“That, my dear, is the million-dollar question.”
I beamed at him and snuggled closer, ignoring the corner of the dresser in my back, and giggled softly. He called me dear.
I felt a cool touch on my shoulder as I slept in Reyes’s arms, but after the night we’d had, I wasn’t terribly inclined to respond to the summons. Our training session had exhausted me. I’d have to practice more, learn to control myself and not ravish my affianced every time I had the upper hand. He was just so darned delicious. And Reyes Farrow vulnerable? Too tempting to resist, not that I had the best self-control as it was.
The touch returned, along with a soft, “Ms. Davidson? Are you awake?”
I couldn’t quite place the accent as I forced one lid open. Just one. I let the other rest. Our room was pitch black, but that never stopped me from seeing the departed as though they were onstage with a spotlight.
A man stood before me, pudgy, well dressed, and looking like he’d just stepped out of the 1940s. He had round-rimmed glasses and a thin mustache that looked like an insect over his top lip.
“Ms. Davidson, I had to see you before I left. I had no idea any of it vas real. I – I vould have come sooner had I known.” German. He had a thick German accent, and I realized who he was.
At that same moment, I also realized I had another visitor. Osh stood beside the man, his head down, his dark gaze glaring at the departed man beside my bed.
I sat up and rubbed my closed eye, coaxing it open to join the other. “Osh, what are you doing here?”
“Mark him and he’ll be mine.”
“Osh,” I said through a yawn, “I’m not marking this man’s soul for you just because you’re hungry.”
“What do you want?” he asked the man, taking him by the collar.
The man winced, his expression full of fear. “I just need to talk to Ms. Davidson. She is ze one, is she not? Ze daughter of light from ze prophecies?”
Osh glanced at me, then back to him. “She is. What’s that to you?”
“I – I have been translating zem. Ze documents. I – I zink I died before I could come to you.”
“I’m sorry, Dr. von Holstein,” I said. “You died two days ago.”
“No,” he said, lowering himself onto the edge of the bed. “Zat’s impossible. It vas only a moment ago.”
I leaned forward and put an arm on his shoulder. “Time is different there.”
“Apparently.” He took off his glasses and cleaned them on his shirt.
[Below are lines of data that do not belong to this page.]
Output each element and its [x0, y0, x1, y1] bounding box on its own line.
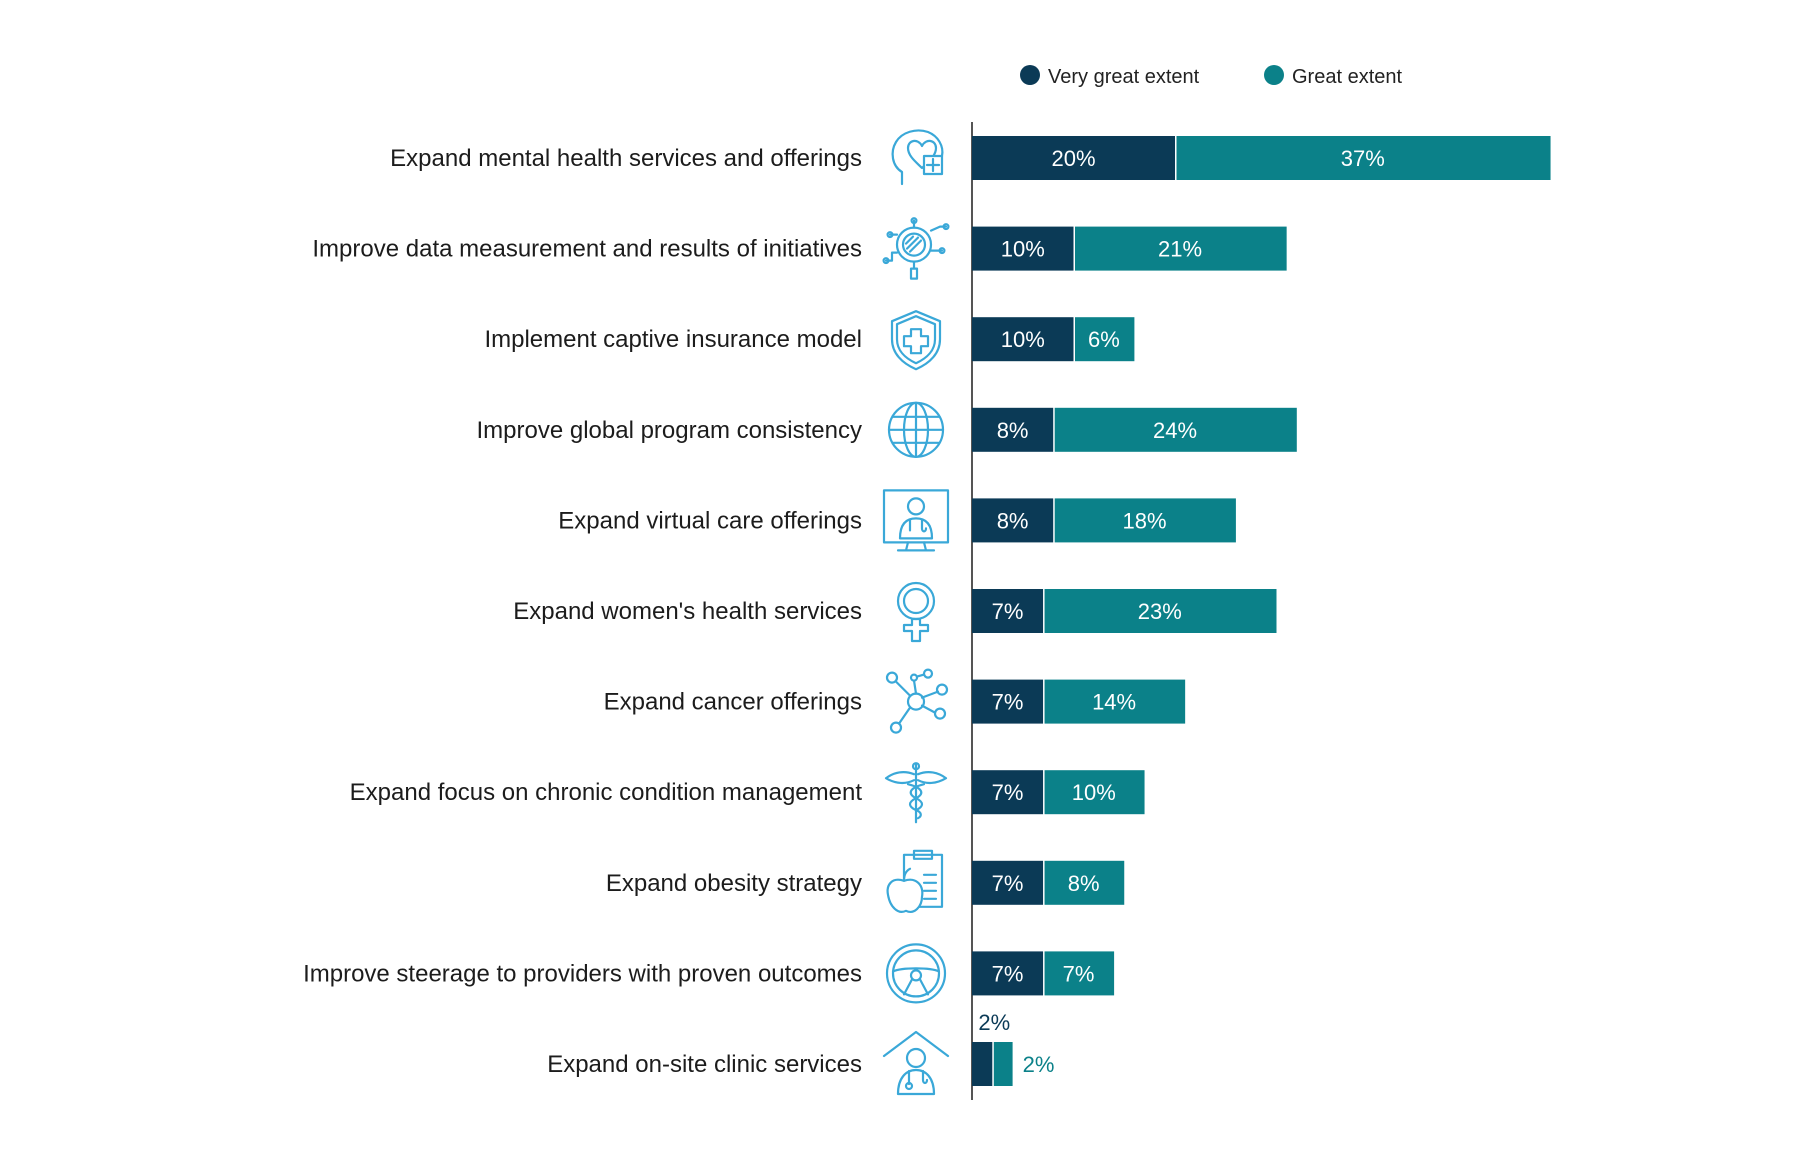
- data-label-very-great-extent: 7%: [992, 599, 1024, 624]
- chart-row: Expand women's health services 7% 23%: [513, 581, 1277, 643]
- bar-very-great-extent: [972, 860, 1044, 905]
- bar-great-extent: [1176, 136, 1551, 180]
- category-label: Expand mental health services and offeri…: [390, 145, 862, 172]
- bar-very-great-extent: [972, 226, 1074, 271]
- data-label-great-extent: 21%: [1158, 237, 1202, 262]
- category-label: Improve global program consistency: [476, 417, 862, 444]
- bar-very-great-extent: [972, 679, 1044, 724]
- data-label-very-great-extent: 7%: [992, 690, 1024, 715]
- data-label-very-great-extent: 7%: [992, 961, 1024, 986]
- category-label: Expand on-site clinic services: [547, 1051, 862, 1078]
- data-label-very-great-extent: 10%: [1001, 327, 1045, 352]
- legend-item-very-great-extent: Very great extent: [1020, 65, 1200, 88]
- data-label-great-extent: 24%: [1153, 418, 1197, 443]
- bar-great-extent: [1044, 589, 1277, 633]
- bar-very-great-extent: [972, 498, 1054, 543]
- bar-great-extent: [993, 1042, 1013, 1086]
- data-label-great-extent: 37%: [1341, 146, 1385, 171]
- chart-row: Improve steerage to providers with prove…: [303, 943, 1115, 1004]
- virtual-doctor-monitor-icon: [882, 489, 950, 552]
- bar-great-extent: [1054, 498, 1236, 543]
- category-label: Expand obesity strategy: [606, 870, 862, 897]
- female-symbol-icon: [896, 581, 936, 643]
- head-heart-plus-icon: [891, 129, 944, 186]
- bar-very-great-extent: [972, 951, 1044, 996]
- data-label-great-extent: 18%: [1123, 508, 1167, 533]
- legend-swatch: [1264, 65, 1284, 85]
- legend-swatch: [1020, 65, 1040, 85]
- category-label: Improve data measurement and results of …: [312, 236, 862, 263]
- steering-wheel-icon: [885, 943, 947, 1004]
- bar-very-great-extent: [972, 1042, 993, 1086]
- chart-row: Expand virtual care offerings 8% 18%: [558, 489, 1236, 552]
- bar-very-great-extent: [972, 136, 1175, 180]
- legend-label: Very great extent: [1048, 66, 1200, 88]
- chart-row: Expand cancer offerings 7% 14%: [604, 668, 1186, 734]
- category-label: Improve steerage to providers with prove…: [303, 960, 862, 987]
- bar-great-extent: [1044, 770, 1145, 815]
- category-label: Expand cancer offerings: [604, 689, 862, 716]
- data-label-very-great-extent: 20%: [1051, 146, 1095, 171]
- data-label-great-extent: 7%: [1063, 961, 1095, 986]
- data-label-great-extent: 14%: [1092, 690, 1136, 715]
- category-label: Expand focus on chronic condition manage…: [350, 779, 863, 806]
- data-label-very-great-extent: 8%: [997, 418, 1029, 443]
- bar-great-extent: [1044, 679, 1186, 724]
- globe-icon: [887, 401, 945, 458]
- data-label-great-extent: 10%: [1072, 780, 1116, 805]
- caduceus-icon: [884, 762, 948, 824]
- legend-item-great-extent: Great extent: [1264, 65, 1403, 88]
- legend-label: Great extent: [1292, 66, 1403, 88]
- bar-great-extent: [1044, 951, 1115, 996]
- chart-row: Expand focus on chronic condition manage…: [350, 762, 1145, 824]
- data-label-very-great-extent: 2%: [978, 1010, 1010, 1035]
- chart-row: Implement captive insurance model 10% 6%: [484, 310, 1135, 371]
- category-label: Expand women's health services: [513, 598, 862, 625]
- bar-great-extent: [1075, 226, 1287, 271]
- category-label: Implement captive insurance model: [484, 326, 862, 353]
- bar-very-great-extent: [972, 589, 1044, 633]
- magnifier-data-icon: [882, 217, 950, 280]
- data-label-very-great-extent: 7%: [992, 871, 1024, 896]
- molecule-icon: [885, 668, 949, 734]
- data-label-very-great-extent: 10%: [1001, 237, 1045, 262]
- data-label-great-extent: 6%: [1088, 327, 1120, 352]
- chart-row: Expand on-site clinic services 2% 2%: [547, 1010, 1055, 1096]
- apple-clipboard-icon: [886, 849, 944, 913]
- house-doctor-icon: [882, 1030, 950, 1096]
- shield-cross-icon: [890, 310, 942, 371]
- bar-very-great-extent: [972, 770, 1044, 815]
- chart-row: Improve global program consistency 8% 24%: [476, 401, 1297, 458]
- data-label-very-great-extent: 7%: [992, 780, 1024, 805]
- data-label-great-extent: 2%: [1023, 1052, 1055, 1077]
- data-label-very-great-extent: 8%: [997, 508, 1029, 533]
- bar-very-great-extent: [972, 407, 1054, 452]
- chart-row: Expand obesity strategy 7% 8%: [606, 849, 1125, 913]
- data-label-great-extent: 23%: [1138, 599, 1182, 624]
- bar-great-extent: [1054, 407, 1297, 452]
- bar-great-extent: [1044, 860, 1125, 905]
- chart-row: Improve data measurement and results of …: [312, 217, 1287, 280]
- bar-great-extent: [1075, 317, 1135, 362]
- category-label: Expand virtual care offerings: [558, 507, 862, 534]
- chart-row: Expand mental health services and offeri…: [390, 129, 1551, 186]
- bar-very-great-extent: [972, 317, 1074, 362]
- data-label-great-extent: 8%: [1068, 871, 1100, 896]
“Can you tell me what you learned?”
He shook out of his stupor with a deep sigh. “Zere is so much I never imagined possible. If you are vat I zink you are, I can just show you, ja?”
“You can,” I assured him.
He put his glasses back on and slipped through me. I leaned forward, bracing my arms on my knees as his essence slid over me and his memories filled my brain to capacity. I skimmed past his childhood in West Berlin, unaware of the turmoil and strife that surrounded him. His family sent him to America as an exchange student and he’d come back to attend university here. His love of both countries was a constant struggle for him. He longed for home but loved the United States so much, he stayed and taught here.
I scanned forward in time until he was contacted by a westerner named Garrett Swopes about an ancient text he’d come across. I had yet to find out how Garrett came across the documents containing the prophecies in the first place or how he’d stumbled upon Zeus, but I knew it had something to do with his trip to hell and back, thanks to Mr. Reyes Farrow.
Then there it was. The doctor’s breakthrough. He’d finally found a pattern to the chaos. He had only copies to work from. Garrett must still have the originals stashed somewhere safe. But Dr. von Holstein found what he believed to be a grave error in his previous translation.
There were twelve. We already knew that. But there were more. The phrase went something like: Twelve sent and twelve summoned. That was what we believed would be Beep’s army: the good twelve. She would handpick twelve defenders to help her fight the fallen as they rose from hell. But the army was not part of either of the twelve.
Twelve sent and twelve summoned.
It was hard for the doctor to make out exactly what it all meant. The texts were written in riddles, in much the same way Nostradamus had written his quatrains, but von Holstein had begun to believe that Beep’s hand-chosen army was in addition to the good twelve. It would be the thirteenth warrior that would tip the odds in favor or against the daughter. And the war that could tear the world asunder or bring peace for a thousand years would be decided in a split second.
But I would never go against her, so surely I wasn’t the thirteenth in this situation. Maybe Beep herself was the warrior, but Dr. V got the distinct impression from a variety of contextual clues that the thirteenth warrior was male. And the thirteenth warrior, who had been born in darkness, would tip the scales one way or the other.
There was a lot more – so much, it was hard to absorb it all – but when I lifted my lids, Osh was sitting in my chair in the corner, waiting patiently.
He stood when I focused on him. “Well?” he asked.
“You’d better tell him,” Reyes said beside me. “He wouldn’t leave until you came out of it.”
“Out of it? How long was I in it?”
Osh looked at the clock on my nightstand. “Three hours.”
“Three hours?” I twisted around to see for myself. “That’s never happened before.”